During two Board of Education meetings in March and May 2012, the demise of the Walsh Intermediate School (WIS) reputation began. A small group of parents complained about the open space arrangement they felt affected students’ ability to learn. Anecdotal reports cited that sound tended to travel, so teachers and students could hear other teachers. Some testing suggested adding sound dampening materials. The complaints persisted; the reputation of our middle school as a good school declined. Short-term effects were negligible, but the long-term effects may have led to Branford’s most expensive capital expenditure.

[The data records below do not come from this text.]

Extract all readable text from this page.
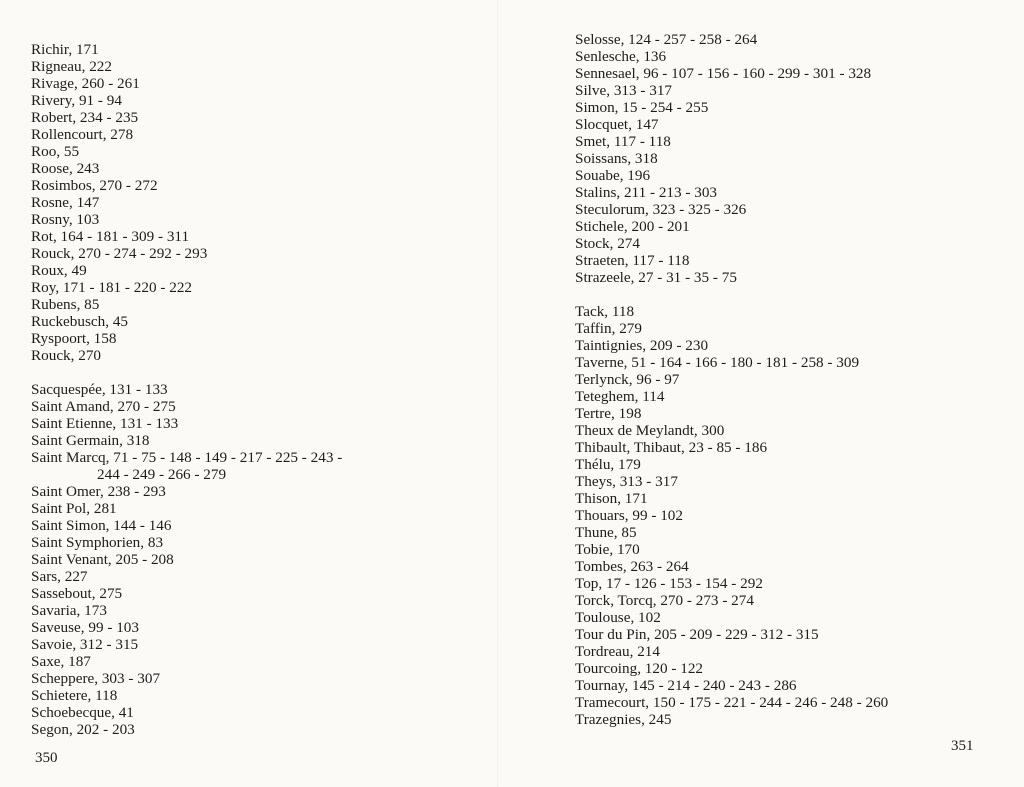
Richir, 171
Rigneau, 222
Rivage, 260 - 261
Rivery, 91 - 94
Robert, 234 - 235
Rollencourt, 278
Roo, 55
Roose, 243
Rosimbos, 270 - 272
Rosne, 147
Rosny, 103
Rot, 164 - 181 - 309 - 311
Rouck, 270 - 274 - 292 - 293
Roux, 49
Roy, 171 - 181 - 220 - 222
Rubens, 85
Ruckebusch, 45
Ryspoort, 158
Rouck, 270
Sacquespée, 131 - 133
Saint Amand, 270 - 275
Saint Etienne, 131 - 133
Saint Germain, 318
Saint Marcq, 71 - 75 - 148 - 149 - 217 - 225 - 243 -
244 - 249 - 266 - 279
Saint Omer, 238 - 293
Saint Pol, 281
Saint Simon, 144 - 146
Saint Symphorien, 83
Saint Venant, 205 - 208
Sars, 227
Sassebout, 275
Savaria, 173
Saveuse, 99 - 103
Savoie, 312 - 315
Saxe, 187
Scheppere, 303 - 307
Schietere, 118
Schoebecque, 41
Segon, 202 - 203
350
Selosse, 124 - 257 - 258 - 264
Senlesche, 136
Sennesael, 96 - 107 - 156 - 160 - 299 - 301 - 328
Silve, 313 - 317
Simon, 15 - 254 - 255
Slocquet, 147
Smet, 117 - 118
Soissans, 318
Souabe, 196
Stalins, 211 - 213 - 303
Steculorum, 323 - 325 - 326
Stichele, 200 - 201
Stock, 274
Straeten, 117 - 118
Strazeele, 27 - 31 - 35 - 75
Tack, 118
Taffin, 279
Taintignies, 209 - 230
Taverne, 51 - 164 - 166 - 180 - 181 - 258 - 309
Terlynck, 96 - 97
Teteghem, 114
Tertre, 198
Theux de Meylandt, 300
Thibault, Thibaut, 23 - 85 - 186
Thélu, 179
Theys, 313 - 317
Thison, 171
Thouars, 99 - 102
Thune, 85
Tobie, 170
Tombes, 263 - 264
Top, 17 - 126 - 153 - 154 - 292
Torck, Torcq, 270 - 273 - 274
Toulouse, 102
Tour du Pin, 205 - 209 - 229 - 312 - 315
Tordreau, 214
Tourcoing, 120 - 122
Tournay, 145 - 214 - 240 - 243 - 286
Tramecourt, 150 - 175 - 221 - 244 - 246 - 248 - 260
Trazegnies, 245
351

That “sound evidence” has haunted WIS for years while having any negative incident wrapped in. Our direction now is renovating at a cost of $88 million—an impressive figure.

Peter Jackson, a Branford architect and a friend who has worked on school building projects, stated that WIS is at around 56 percent of student capacity and the physical condition is excellent; it lacks only a systematic re-organization of a floor plan and contains a much greater area than is necessary. He concludes a year of inconvenience would be preferable to a wasteful, extreme expenditure.

WIS functions as well as any Branford school. The present renovation funding assumes state monies. Connecticut is beyond broke. Contributions from the state are questionable. Branford’s taxpayers should not be liable for replacing expected state funding. We had a tax increase this year. Bonding those funds will still penalize taxpayers one way or another. Cost-effective alternatives need consideration and perhaps rethinking.

Question to consider: Has there been statistically significant dips of WIS student educational outcomes relative to other Branford schools? No, that has not happened. WIS is a fine school.